Hadoop集群配置方法见:Hadoop集群配置(最全面总结)
1.在 HADOOP_HOME/conf/ hadoop-env.sh 里面,要把export HADOOP_PID_DIR=/var/hadoop/pids这一行的注释去掉,或者自己指定一个路径,比如export HADOOP_PID_DIR=${HADOOP_HOME}/pids。因为默认是放在/tmp目录下,而这个目录会时不时被清空,所以jps查看时候就找不到namenode的进程了。
2.修改core-site.xml中的hadoop.tmp.dir属性,以及hdfs-site.xml和mapred-site.xml中的对应属性,一定不要放在/tmp目录下
<property><name>hadoop.tmp.dir</name><value>/home/admin/hadoop/tmp</value></property>
3. hadoop的创建用户最好不要是root,否则后面可能遇到权限的问题。注意文件的owner一致。
4. /etc/hosts文件中的主机名,要和core-site.xml和mapred-site.xml中的对应。一般来说要使用主机名,但是尝试后还是不行,反而使用localhost行,不明白为什么。
210.32.xxx.xx lenovo_3 # Added by NetworkManager
#127.0.0.1 localhost.localdomain localhost
127.0.0.1 localhost
#::1 lenovo_3 localhost6.localdomain6 localhost6
下面是从别处找来的一些错误和解决方法的例子:
1.在root账户(非hadoop账户)下操作hadoop
启动namenode失败,log中提示错误:
INFO org.apache.hadoop.hdfs.server.common.Storage: Cannot lock storage /opt/data/hadoop/hdfs/name. The directory is already locked.
2013-08-06 09:54:45,052 ERROR org.apache.hadoop.hdfs.server.namenode.FSNamesystem: FSNamesystem initialization failed.

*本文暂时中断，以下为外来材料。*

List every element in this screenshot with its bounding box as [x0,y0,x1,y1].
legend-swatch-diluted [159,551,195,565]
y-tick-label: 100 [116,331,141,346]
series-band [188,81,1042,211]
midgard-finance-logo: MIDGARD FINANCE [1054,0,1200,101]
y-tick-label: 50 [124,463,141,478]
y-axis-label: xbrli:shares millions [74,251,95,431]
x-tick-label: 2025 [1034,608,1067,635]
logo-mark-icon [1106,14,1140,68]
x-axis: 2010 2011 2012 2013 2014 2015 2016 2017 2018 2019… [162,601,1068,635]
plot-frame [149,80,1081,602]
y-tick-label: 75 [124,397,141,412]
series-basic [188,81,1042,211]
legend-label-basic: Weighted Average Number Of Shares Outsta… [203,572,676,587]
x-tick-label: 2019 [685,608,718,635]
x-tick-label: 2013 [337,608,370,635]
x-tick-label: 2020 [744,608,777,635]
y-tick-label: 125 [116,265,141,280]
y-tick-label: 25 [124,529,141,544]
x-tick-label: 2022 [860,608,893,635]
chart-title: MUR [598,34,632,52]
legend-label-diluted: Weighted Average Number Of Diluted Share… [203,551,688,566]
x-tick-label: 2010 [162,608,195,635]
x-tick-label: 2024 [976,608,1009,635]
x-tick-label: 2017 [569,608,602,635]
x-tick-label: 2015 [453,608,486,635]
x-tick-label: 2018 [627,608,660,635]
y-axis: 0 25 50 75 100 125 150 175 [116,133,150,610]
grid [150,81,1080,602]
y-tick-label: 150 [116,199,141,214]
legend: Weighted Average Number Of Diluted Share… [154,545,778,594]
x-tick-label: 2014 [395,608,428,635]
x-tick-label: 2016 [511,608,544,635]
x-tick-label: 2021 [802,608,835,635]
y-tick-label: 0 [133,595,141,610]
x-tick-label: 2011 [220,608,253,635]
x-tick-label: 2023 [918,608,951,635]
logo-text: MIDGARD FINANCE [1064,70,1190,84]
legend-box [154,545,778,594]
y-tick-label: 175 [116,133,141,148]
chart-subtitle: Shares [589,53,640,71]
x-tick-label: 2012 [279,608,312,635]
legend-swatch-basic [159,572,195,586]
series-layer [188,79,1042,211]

因为在root账户下启动了下hadoop,虽然Ctrl+C终止了,但是master上的namenode在root下启动了,这时候切换到hadoop账户下再启动hadoop会出现目录被root账户下的namenode进程锁定,导致FSNameSystem启动失败。
解决办法:切换至root,用jps查看启动的进程,kill掉就OK。
root账户下启动hadoop(前提是hadoop权限账户不是root账户),终止后切换到hadoop账户,会出现Permission Denied
2013-08-06 09:51:50,882 ERROR org.apache.hadoop.hdfs.server.namenode.FSNamesystem: FSNamesystem initialization failed.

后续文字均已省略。